🤖 AI Summary
Diffusion models frequently produce severe hand structural distortions in portrait generation, hindering practical deployment. To address this, we propose RHanDS, a conditional diffusion framework featuring a novel decoupled dual-guidance mechanism: geometric constraints are imposed via 3D hand mesh priors, while stylistic consistency is enforced using hand-region features extracted from the original image. We further introduce a two-stage training strategy—first optimizing structural controllability, then refining stylistic fidelity—and construct the first large-scale, multi-style paired hand dataset.
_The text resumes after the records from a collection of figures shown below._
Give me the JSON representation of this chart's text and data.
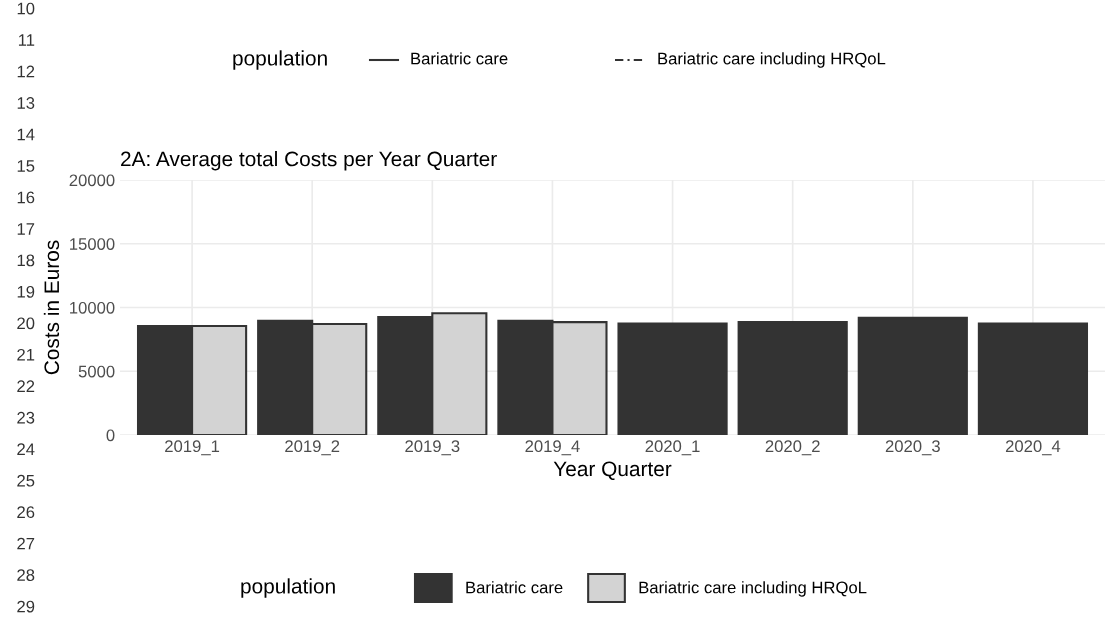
{
  "chart_data": {
    "type": "bar",
    "title": "2A: Average total Costs per Year Quarter",
    "xlabel": "Year Quarter",
    "ylabel": "Costs in Euros",
    "categories": [
      "2019_1",
      "2019_2",
      "2019_3",
      "2019_4",
      "2020_1",
      "2020_2",
      "2020_3",
      "2020_4"
    ],
    "series": [
      {
        "name": "Bariatric care",
        "color": "#333333",
        "values": [
          8550,
          8950,
          9250,
          8950,
          8750,
          8850,
          9200,
          8750
        ]
      },
      {
        "name": "Bariatric care including HRQoL",
        "color": "#d3d3d3",
        "values": [
          8550,
          8700,
          9550,
          8850,
          null,
          null,
          null,
          null
        ]
      }
    ],
    "ylim": [
      0,
      20000
    ],
    "yticks": [
      0,
      5000,
      10000,
      15000,
      20000
    ],
    "grid": true,
    "legend": "bottom",
    "legend_title": "population",
    "annotations": [
      "population",
      "Bariatric care",
      "Bariatric care including HRQoL",
      "10",
      "11",
      "12",
      "13",
      "14",
      "15",
      "16",
      "17",
      "18",
      "19",
      "20",
      "21",
      "22",
      "23",
      "24",
      "25",
      "26",
      "27",
      "28",
      "29"
    ]
  }
}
RHanDS achieves state-of-the-art hand restoration performance across multiple benchmarks, significantly improving hand structural accuracy while preserving texture, lighting, and pose consistency with the input portrait.
📝 Abstract
Although diffusion models can generate high-quality human images, their applications are limited by the instability in generating hands with correct structures. In this paper, we introduce RHanDS, a conditional diffusion-based framework designed to refine malformed hands by utilizing decoupled structure and style guidance. The hand mesh reconstructed from the malformed hand offers structure guidance for correcting the structure of the hand, while the malformed hand itself provides style guidance for preserving the style of the hand. To alleviate the mutual interference between style and structure guidance, we introduce a two-stage training strategy and build a series of multi-style hand datasets. In the first stage, we use paired hand images for training to ensure stylistic consistency in hand refining. In the second stage, various hand images generated based on human meshes are used for training, enabling the model to gain control over the hand structure. Experimental results demonstrate that RHanDS can effectively refine hand structure while preserving consistency in hand style.